GPT for text manipulation tasks

This summer (2023) I tried out some generative large language models for a couple of text manipulation tasks that have been plaguing me for some time: converting text citations into machine readable bibtex for importing into citation managers like Zotero, and extracting bits of text data from semi-structured text (my thesis project.)

tl;dr: It can work, sort of. But I don't think I'll be using any of the models regularly for this sort of task.

For my experiments, I used ChatGPT 3.5 (mostly the May 2023 version), the one freely available on the web, and I tried out several downloadable models in GPT4All.io (available for Windows, Mac, & Linux.) Part of the experiment was using easily available tools, so, yes, I know that I can access ChatGPT 4 using a paid for account and/or paying to use the API with something like python. I would probably get better results with those, but they aren't something that I can simply recommend to the average student or faculty member without more background or training. Another caveat, the local models require a LOT of processing power to work well, so that probably affected my results as I was using a several-years-old MacBook Pro with only average processing power.

The citation task is something that comes up a lot in my librarian work, especially when introducing someone to a citation management program, like Zotero. Everyone has text-based citations laying around, in papers written or read, but you can't just copy and paste them into the programs. If you have IDs, like ISBNs or DOIs, you can paste those in, but for citations that don't have those handy shortcuts, you are generally limited to searching for an importable record in a library database or search engine, or manually entering the info. I wanted to see if generative AI could assist with this. Besides formatted text citations (mostly APA, but some other formats) I also tried pasting in info from a Scopus CSV download – because that was a specific question that I'd gotten earlier.

ChatGPT did pretty well. It recognized the bibtex format and could reproduce it. It often needed me to identify (or correct) the format (book, conference paper, article, etc.) but it takes suggestions and spits out corrected feedback. The difficulty came with the “generative” part of the model – it makes things up. It “knows” that article citations are supposed to have DOIs, so it added them. They look fine, but aren't always real. It also made up first names from authors' first initials. It mostly obeyed when I instructed it to NOT add any additional info than what was in the citations, but that would have to be something double-checked for every citation. Which is fine if you are doing a handful, but a tedious task if you are doing hundreds. It did work well enough to add to my Citations from Text Protocol document (https://dx.doi.org/10.17504/protocols.io.bp2l6bkq5gqe/v2) with a comment about the incorrect additions.

The various models in GPT4All didn't do so well. Most of the available models couldn't recognize or produce bibtex format. Several only seemed to be able to reproduce something similar to APA style, while others just repeated back whatever I had put in the prompt. This is mostly likely a factor from the training database – I'm quite sure that if the training data included more citation formats, at least one of these models would be capable of doing this task.

The 2nd task is one left over from my thesis work (https://doi.org/10.5281/zenodo.5807765) compiling ecological data from a series of DEEP newsletters. Within the paragraphs of the newsletters are sightings data for gamefish in Long Island Sound, often with locations and sometimes measurements. At the time, I queried a number of people doing similar work with text-mining programs but couldn't find anything that could do this sort of extraction. This seemed like something an LLM should be able to do.
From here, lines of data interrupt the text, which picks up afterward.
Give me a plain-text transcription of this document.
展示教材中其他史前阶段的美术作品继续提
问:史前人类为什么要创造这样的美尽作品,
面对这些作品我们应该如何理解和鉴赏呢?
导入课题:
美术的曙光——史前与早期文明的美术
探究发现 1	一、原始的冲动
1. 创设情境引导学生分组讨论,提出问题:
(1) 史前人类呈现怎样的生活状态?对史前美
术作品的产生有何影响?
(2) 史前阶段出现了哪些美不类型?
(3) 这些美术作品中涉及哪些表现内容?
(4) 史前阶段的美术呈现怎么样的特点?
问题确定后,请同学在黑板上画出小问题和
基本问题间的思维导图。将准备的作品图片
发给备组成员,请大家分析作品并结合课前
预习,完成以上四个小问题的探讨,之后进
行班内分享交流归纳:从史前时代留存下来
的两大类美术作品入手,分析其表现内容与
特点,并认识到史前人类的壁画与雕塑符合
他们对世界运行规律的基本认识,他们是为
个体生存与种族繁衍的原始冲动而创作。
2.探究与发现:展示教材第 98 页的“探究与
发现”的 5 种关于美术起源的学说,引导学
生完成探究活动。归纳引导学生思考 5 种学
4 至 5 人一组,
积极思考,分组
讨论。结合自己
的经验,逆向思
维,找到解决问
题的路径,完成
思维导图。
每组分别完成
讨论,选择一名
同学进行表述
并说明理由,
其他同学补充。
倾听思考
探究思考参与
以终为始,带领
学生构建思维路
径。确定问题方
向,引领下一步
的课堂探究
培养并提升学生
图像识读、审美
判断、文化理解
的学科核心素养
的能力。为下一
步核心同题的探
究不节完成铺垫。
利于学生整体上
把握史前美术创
Again, ChatGPT did better than the locally run models, probably (again) due to the processing power available. The GPT4All models mostly extracted the info correctly, but they couldn't format the info in the way I needed it. ChatGPT was able to do that, and was even able to handle text from older documents with faulty OCR. But, it was irregular. I sometimes got different results from the same text. And it never found everything that I pulled out manually. ChatGPT did not insert additional info in any of my tests. This is a task that I would be curious to try with a more advanced model.

While my test results were lackluster, I see promise in this work. But not enough promise, right now, to be confident using the programs or to counter the ethical dilemmas inherent in the current models. OpenAI (the producer of ChatGPT) employs thousands of low wage workers, mostly in the Global South, to screen inputs for its model, and uses a huge amount of energy and water to run and cool its servers. This is something that anyone seriously contemplating using ChatGPT, or other LLMs and generative AI models, for research tasks should consider.